Symphony No.4 in d moll, op.20

It was this, chronologically second of the Schumann symphonies, that subsequently ended up published as his FOURTH SYMPHONY. By October 4, Schumann had completed the orchestration of the symphony and the work premiered on December 6, again in performance by the Leipzig Gewandhaus Orchestra, under the baton of Ferdinand David. To help draw attention to the concert, Franz Liszt, the most famous piano virtuoso of the day, agreed to appear and play a duet with Clara, who was already an established pianist herself. But the audience remained reserved, failing to apprehend the unusual form of the work, in which the traditional four movements fused seamlessly into an undivided flow of music. His publisher declined to publish it, preferring to promote Schumann’s First Symphony and the composer shelved it for nearly 10 years. Meanwhile, he produced his next two symphonies and it was not until the early 1850s, when he was the Musical Director of the Düsseldorf Orchestra, that he decided to revise and completely re-orchestrate the early D-minor symphony. The new version was performed under the direction of the author with resounding success at the Lower Rhine Music Festival on 15 May 1853 and was published soon afterwards as Schumann’s Fourth Symphony. Although the original version was preferred by some musicians such as Johannes Brahms (who assisted in its 1891 publication), the revised version is the one most frequently performed today.

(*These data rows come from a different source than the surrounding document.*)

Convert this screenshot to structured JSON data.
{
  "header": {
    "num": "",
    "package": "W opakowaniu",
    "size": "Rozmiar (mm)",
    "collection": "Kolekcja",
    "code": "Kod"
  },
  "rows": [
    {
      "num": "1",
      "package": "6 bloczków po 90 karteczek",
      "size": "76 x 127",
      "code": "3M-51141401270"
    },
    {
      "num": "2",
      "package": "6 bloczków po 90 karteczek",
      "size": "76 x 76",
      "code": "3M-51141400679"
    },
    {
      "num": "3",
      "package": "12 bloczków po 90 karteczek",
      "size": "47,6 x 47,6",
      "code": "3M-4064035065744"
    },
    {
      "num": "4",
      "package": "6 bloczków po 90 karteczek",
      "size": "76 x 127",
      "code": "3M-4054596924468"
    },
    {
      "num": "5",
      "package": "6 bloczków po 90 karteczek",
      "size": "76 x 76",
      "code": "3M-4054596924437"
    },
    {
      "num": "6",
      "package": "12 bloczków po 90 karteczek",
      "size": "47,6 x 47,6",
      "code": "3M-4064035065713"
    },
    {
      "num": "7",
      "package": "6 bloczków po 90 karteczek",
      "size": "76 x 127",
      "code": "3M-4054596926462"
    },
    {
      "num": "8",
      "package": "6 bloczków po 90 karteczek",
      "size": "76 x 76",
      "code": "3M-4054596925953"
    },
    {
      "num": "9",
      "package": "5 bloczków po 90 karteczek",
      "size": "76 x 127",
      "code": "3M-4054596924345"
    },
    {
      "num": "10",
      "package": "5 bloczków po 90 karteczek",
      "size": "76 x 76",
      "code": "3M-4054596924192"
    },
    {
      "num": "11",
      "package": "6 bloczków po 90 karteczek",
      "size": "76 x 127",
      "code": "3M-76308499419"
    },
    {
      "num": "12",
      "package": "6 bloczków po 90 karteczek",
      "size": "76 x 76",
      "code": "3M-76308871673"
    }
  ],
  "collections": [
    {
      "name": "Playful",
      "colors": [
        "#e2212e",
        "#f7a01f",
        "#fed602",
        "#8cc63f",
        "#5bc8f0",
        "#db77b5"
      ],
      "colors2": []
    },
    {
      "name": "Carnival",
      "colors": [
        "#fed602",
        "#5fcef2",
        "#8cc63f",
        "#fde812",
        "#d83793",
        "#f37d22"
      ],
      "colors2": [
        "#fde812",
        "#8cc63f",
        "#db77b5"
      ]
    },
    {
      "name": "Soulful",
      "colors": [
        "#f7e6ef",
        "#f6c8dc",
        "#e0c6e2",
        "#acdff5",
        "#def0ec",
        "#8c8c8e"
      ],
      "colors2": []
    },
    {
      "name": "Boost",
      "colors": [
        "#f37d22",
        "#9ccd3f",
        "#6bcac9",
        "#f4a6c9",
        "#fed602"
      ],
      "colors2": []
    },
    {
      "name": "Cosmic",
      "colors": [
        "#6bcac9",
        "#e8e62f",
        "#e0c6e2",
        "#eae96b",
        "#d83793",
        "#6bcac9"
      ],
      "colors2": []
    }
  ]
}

A vivid emanation of its composer’s romantic spirit, the Fourth Symphony is one of the eminently innovative treatments of this genre within German symphonism from the first half of the nineteenth century. The idea of the movements following in continuous succession one after the other, as an integrated whole, seems to anticipate the future fragmentation of the symphonic cycle in the music of composers from the later decades, as well as the emergence of the new genre of the symphonic poem. United by common but continually evolving themes, the separate sections carry their distinct figurative individuality and flow in a singular consequential gradation – from the subdued elegiac introduction to the agitated motion of the opening sonata allegro, through the melancholic poetics of the Romanza, followed by the forceful, vigorous Scherzo and to the vehement, dynamic finale.